"Oh, minha amora madura
quem foi que te amadurou,
foi o sol e a geada
e calor que ela apanhou"
"Avôzinho, que horas são?" e ele sempre respondia, com a determinação sorridente e a certeza da lenga-lenga esperada, "faltam dez réis para um tostão, uma sardinha para um quarteirão e um soldado para um batalhão". Era isso que queríamos ouvir, em fila de palavras certinha, comandada ao som de quem se fizera militar.
Era o avô capitão, de careca contrariada apenas pelo tufo rijo e branquissimo a toda a volta da cabeça. E quando nos dizia, com ar circunspecto, tenho de cortar o cabelo, olhávamos, com espanto, o deserto rosado e macio, ressumando a perfume de cravo, que se anunciava mesmo antes do seu aparecimento nos espaços estivais à beira mar.

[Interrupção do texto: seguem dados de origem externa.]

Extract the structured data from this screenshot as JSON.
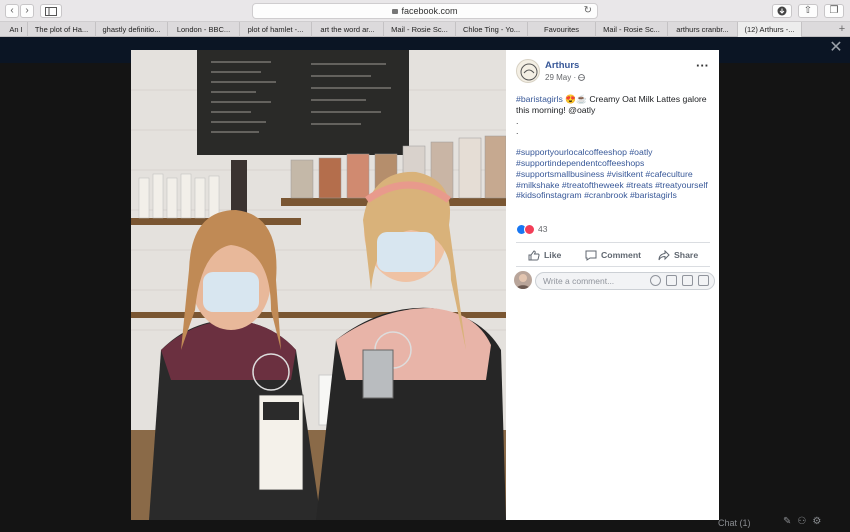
{
  "browser": {
    "address": "facebook.com",
    "tabs": [
      {
        "label": "An I",
        "active": false
      },
      {
        "label": "The plot of Ha...",
        "active": false
      },
      {
        "label": "ghastly definitio...",
        "active": false
      },
      {
        "label": "London - BBC...",
        "active": false
      },
      {
        "label": "plot of hamlet -...",
        "active": false
      },
      {
        "label": "art the word ar...",
        "active": false
      },
      {
        "label": "Mail - Rosie Sc...",
        "active": false
      },
      {
        "label": "Chloe Ting - Yo...",
        "active": false
      },
      {
        "label": "Favourites",
        "active": false
      },
      {
        "label": "Mail - Rosie Sc...",
        "active": false
      },
      {
        "label": "arthurs cranbr...",
        "active": false
      },
      {
        "label": "(12) Arthurs -...",
        "active": true
      }
    ],
    "icons": [
      "back-icon",
      "forward-icon",
      "sidebar-icon",
      "lock-icon",
      "reload-icon",
      "download-icon",
      "share-icon",
      "tabs-overview-icon",
      "new-tab-icon"
    ]
  },
  "post": {
    "page_name": "Arthurs",
    "date": "29 May",
    "audience_icon": "globe-icon",
    "text_line1_tag": "#baristagirls",
    "text_line1_emoji": "😍☕",
    "text_line1_rest": " Creamy Oat Milk Lattes galore this morning! @oatly",
    "dot1": ".",
    "dot2": ".",
    "hashtags": "#supportyourlocalcoffeeshop #oatly #supportindependentcoffeeshops #supportsmallbusiness #visitkent #cafeculture #milkshake #treatoftheweek #treats #treatyourself #kidsofinstagram #cranbrook #baristagirls",
    "reaction_count": "43",
    "actions": {
      "like": "Like",
      "comment": "Comment",
      "share": "Share"
    },
    "comment_placeholder": "Write a comment..."
  },
  "chat": {
    "label": "Chat (1)"
  },
  "colors": {
    "fb_link": "#385898",
    "like_blue": "#1877f2",
    "love_red": "#f33e58"
  }
}
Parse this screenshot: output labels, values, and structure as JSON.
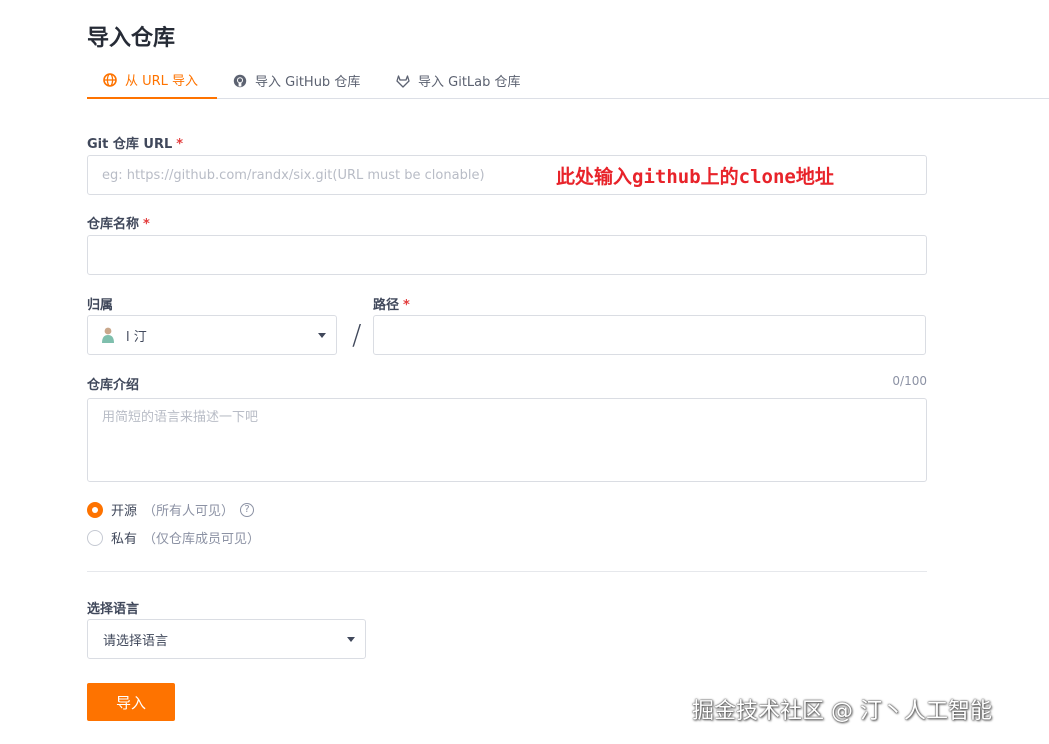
{
  "page_title": "导入仓库",
  "tabs": [
    {
      "label": "从 URL 导入",
      "icon": "globe-icon",
      "active": true
    },
    {
      "label": "导入 GitHub 仓库",
      "icon": "github-icon",
      "active": false
    },
    {
      "label": "导入 GitLab 仓库",
      "icon": "gitlab-icon",
      "active": false
    }
  ],
  "git_url": {
    "label": "Git 仓库 URL",
    "required_mark": "*",
    "placeholder": "eg: https://github.com/randx/six.git(URL must be clonable)",
    "value": ""
  },
  "annotation": "此处输入github上的clone地址",
  "repo_name": {
    "label": "仓库名称",
    "required_mark": "*",
    "value": ""
  },
  "owner": {
    "label": "归属",
    "value": "l 汀"
  },
  "path": {
    "label": "路径",
    "required_mark": "*",
    "value": ""
  },
  "separator": "/",
  "description": {
    "label": "仓库介绍",
    "counter": "0/100",
    "placeholder": "用简短的语言来描述一下吧",
    "value": ""
  },
  "visibility": {
    "public": {
      "label": "开源",
      "hint": "（所有人可见）",
      "help": "?",
      "selected": true
    },
    "private": {
      "label": "私有",
      "hint": "（仅仓库成员可见）",
      "selected": false
    }
  },
  "language": {
    "label": "选择语言",
    "value": "请选择语言"
  },
  "submit_label": "导入",
  "watermark": "掘金技术社区 @ 汀丶人工智能",
  "colors": {
    "accent": "#fe7300",
    "required": "#e33c3c",
    "annotation": "#e8232a"
  }
}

Amanhecia com as ultimas estrelas apagando-se no céu, embrenhava-se no meio dos vinhedos e figueiras, colhendo os frutos ainda frescos de orvalho. Mas a grande façanha da fruta, era realizada quando o calor se esbatia na ternura branda do final do dia. A colheita das amoras. Vestia uma velha bata, partilhando as risadas divertidas de todos nós, e de tesoura em punho encaminhava-se para a grande amoreira, seguido por um séquito irrequieto de netada. A que não faltava a avó, com o seu sorriso travesso. Claro, que no regresso a casa, apenas a poucos metros, saltitavam as amoras na grande tijela e as nódoas escuras espalhadas na roupa, nas mãos e, na careca, misturava-se o travo arroxeado e doce com o perfume forte de cravo.
A velha amoreira permanece, esquecida, em elevação coberta de relva, deserdada de memórias para quem a deixa ainda recolher as estações e espreguiçar os ramos tocando os sonhos de outrora, esses, pertença de momentos impossíveis no presente. Mas, quando lhe passo perto, soltam-se os sons dos nossos risos de criança e a voz do avô na lenga-lenga encantada da infância.